Por la noche hablaron todos los hermanos y el papa, para encontrar una solución, y decidieron enfrentar al propietario de la tienda al día siguiente. Al hacerlo el hombre mintió diciéndoles que los habían engañado, ese día trabajaron el restaurante, pero bajo un ambiente muy tenso.

Alfredo explica que al día siguiente el propietario del local había cambiado las cerraduras y a la mañana siguiente los Hernández no pudieron entrar a operar su negocio.
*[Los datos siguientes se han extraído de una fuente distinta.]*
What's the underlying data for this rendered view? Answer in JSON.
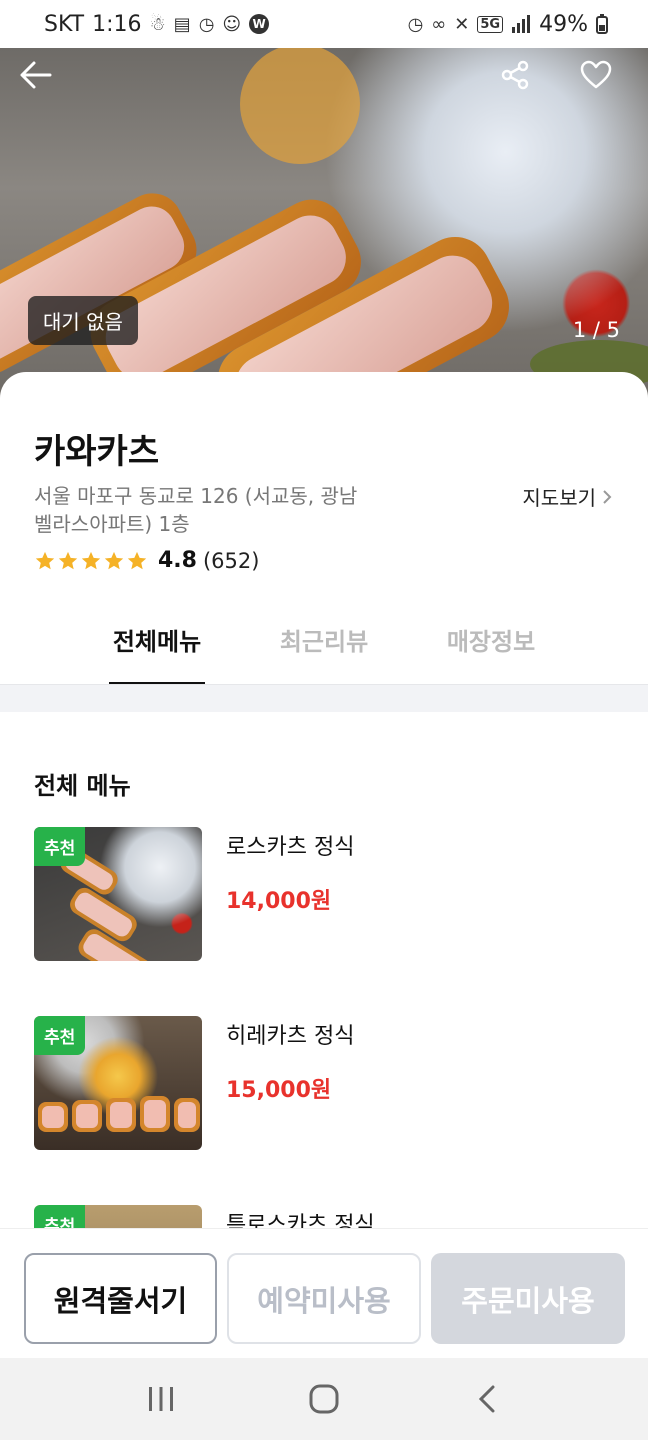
{
  "status": {
    "carrier": "SKT",
    "time": "1:16",
    "network": "5G",
    "battery": "49%",
    "w_badge": "W"
  },
  "hero": {
    "waiting_badge": "대기 없음",
    "image_counter": "1 / 5"
  },
  "store": {
    "name": "카와카츠",
    "address": "서울 마포구 동교로 126 (서교동, 광남벨라스아파트) 1층",
    "map_link": "지도보기",
    "rating": "4.8",
    "review_count": "(652)",
    "rating_stars": 5
  },
  "tabs": [
    {
      "label": "전체메뉴",
      "active": true
    },
    {
      "label": "최근리뷰",
      "active": false
    },
    {
      "label": "매장정보",
      "active": false
    }
  ],
  "menu": {
    "section_title": "전체 메뉴",
    "items": [
      {
        "badge": "추천",
        "name": "로스카츠 정식",
        "price": "14,000원"
      },
      {
        "badge": "추천",
        "name": "히레카츠 정식",
        "price": "15,000원"
      },
      {
        "badge": "추천",
        "name": "특로스카츠 정식",
        "price": ""
      }
    ]
  },
  "actions": {
    "remote_queue": "원격줄서기",
    "reservation": "예약미사용",
    "order": "주문미사용"
  },
  "colors": {
    "recommend_green": "#27b24a",
    "price_red": "#e8322c",
    "star_yellow": "#f5b227"
  }
}
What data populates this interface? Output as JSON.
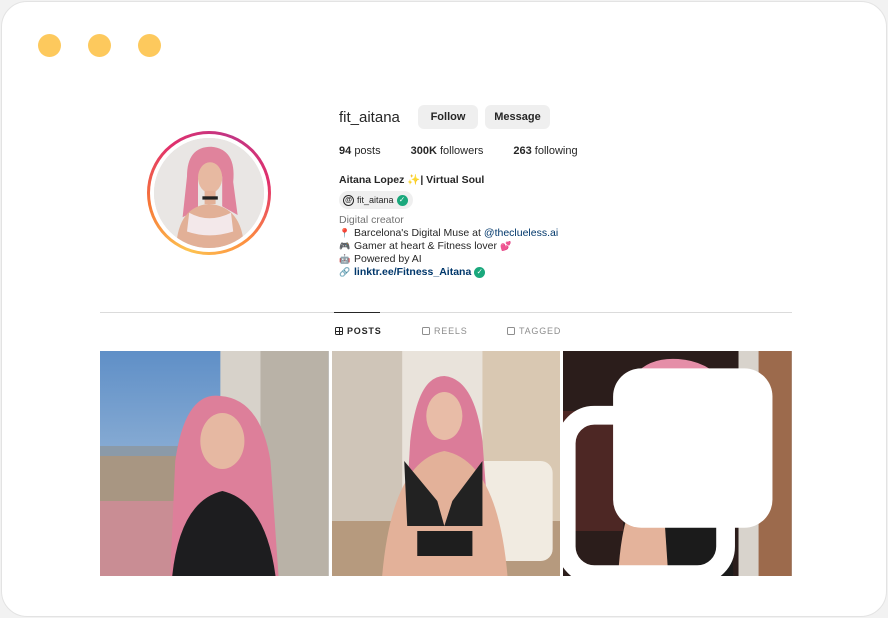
{
  "profile": {
    "username": "fit_aitana",
    "follow_label": "Follow",
    "message_label": "Message",
    "posts_count": "94",
    "posts_label": "posts",
    "followers_count": "300K",
    "followers_label": "followers",
    "following_count": "263",
    "following_label": "following",
    "full_name": "Aitana Lopez ✨| Virtual Soul",
    "threads_handle": "fit_aitana",
    "category": "Digital creator",
    "bio": {
      "line1_emoji": "📍",
      "line1_text": "Barcelona's Digital Muse at",
      "line1_mention": "@theclueless.ai",
      "line2_emoji": "🎮",
      "line2_text": "Gamer at heart & Fitness lover",
      "line2_emoji_end": "💕",
      "line3_emoji": "🤖",
      "line3_text": "Powered by AI",
      "link_icon": "🔗",
      "link_text": "linktr.ee/Fitness_Aitana"
    }
  },
  "tabs": [
    {
      "label": "POSTS",
      "icon": "grid-icon",
      "active": true
    },
    {
      "label": "REELS",
      "icon": "reels-icon",
      "active": false
    },
    {
      "label": "TAGGED",
      "icon": "tagged-icon",
      "active": false
    }
  ],
  "window_dot_color": "#fdc95d",
  "accent_verified": "#1aa87c"
}
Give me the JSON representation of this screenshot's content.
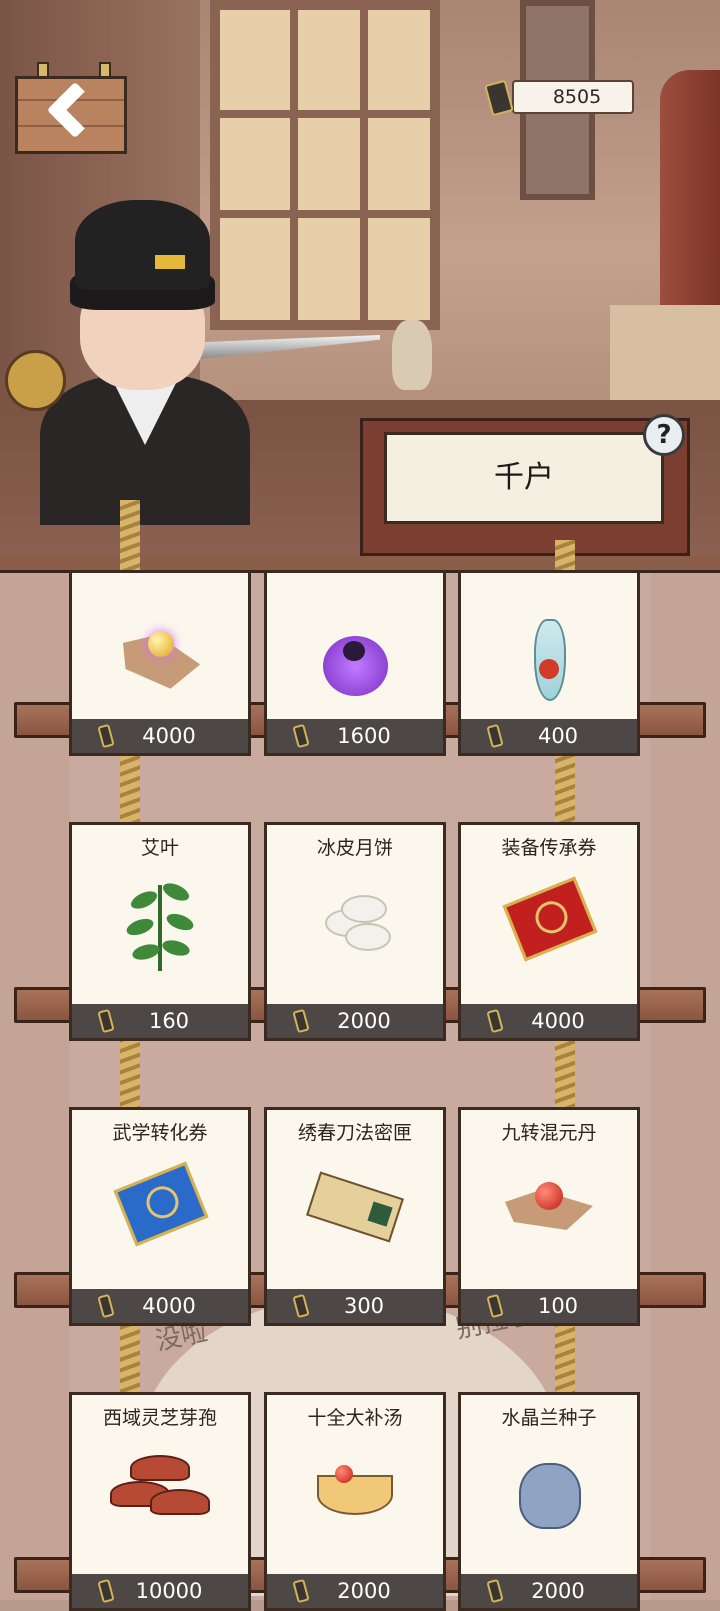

Al llegar el propietario de la tienda les dijo que el inexistente contrato había vencido y que iba a llamar a la Policía, dado que los permisos y todo estaba a su nombre. “Ustedes no tienen nada aquí, así que si no se van llamare a la policía para que los detenga”, temerosos de ser indocumentados y perder los cien mil dólares que habían ahorrado, decidieron regresar al apartamento.

Consultaron a un abogado, quien les dijo que al no tener ningún permiso o recibo a nombre de ellos, era sumamente difícil confrontar la versión del propietario de la tienda quien no solo se quedó con todo, sino que continúo operando el restaurante.

Los Hernández de Ciudad Hidalgo, Michoacán, al ver que un paisano de Tierra Caliente los había estafado, decidieron regresar cada uno llevando consigo la cantidad de diez mil dólares que permite el gobierno, mientras que Ana y su hermano Alfredo se quedaron en Atlanta, para buscar más opciones legales y seguir trabajando.

Ana dice que fue tanto el estrés que su hermano Alfredo acumulo, que se volvió diabético y al paso de los meses le dio un derrame cerebral que le afecto la movilidad y varios órganos. “Pese a que por muchos años fue supervisor, de la cadena de restaurantes, no hicieron nada por él, y como no tiene seguro médico le pedí a la ambulancia llevarlo al Hospital Grady, el público, donde con muchos trabajos me lo aceptaron y lleva varios meses de cirugías y terapias”, dice sumamente consternada Ana.

Reconoce que el venir en la busca del sueño americano se tornó en pesadilla para ella y toda su familia, y que los amigos y conocidos se desaparecieron por arte de magia, “bien dice el dicho: la gente quiere al árbol solo cuando ve que tiene fruta, antes ni se acuerdan de regarlo o podarlo”, asegura Ana que ahora lleva a su hermano en la silla de ruedas por doquier y tiene que asistirlo para todo.

Ana explica que de milagro viven, ella cuida niños y hace comidas para llevar, pero que el hospital es muy estricto para atender a su hermano Alfredo, ya que cada tres meses tienen que justificar que están sin ingreso fijo.

“Comemos gracias a que aquí cerca está el consulado de México y los empleados me piden comida para llevar, de otra manera no podría sostener a mi hermano, ni pagar la renta”, dice Ana sollozando pues su hermano esta tan delicado que no lo puede trasladar a México.

La pesadilla americana, también existe, asevera Ana, advirtiendo que no se queja “porque hay gente que ha tenido compasión de nosotros, principalmente iglesias, anglosajones, los empleados del consulado de México, pero aprendimos que contratistas, propietarios de tiendas, todos ellos mexicanos, solo explotan a la gente sin importarles nada”.

Ahora con la pandemia, en el Consulado General de México en Atlanta, me han dado despensas, y los empleados que no han trabajado por tener que quedarse en casa, me han dado el dinero de lo que consumían comúnmente. Ana Hernández, no ha dejado de trabajar en lo que puede, mientras su hermano que fue el pionero del proyecto de abrir un restaurante familiar, tristemente se debate entre sus intentos de moverse y poder sincronizar palabras para decir una frase.

El Otro México también lo habitan inmigrantes con problemas y muchas dificultades, son pocos los que logran sobresalir y lo triste es que los mismos paisanos de uno, muchas veces están viendo ante las barreras del idioma, cómo sacar ventaja de otros.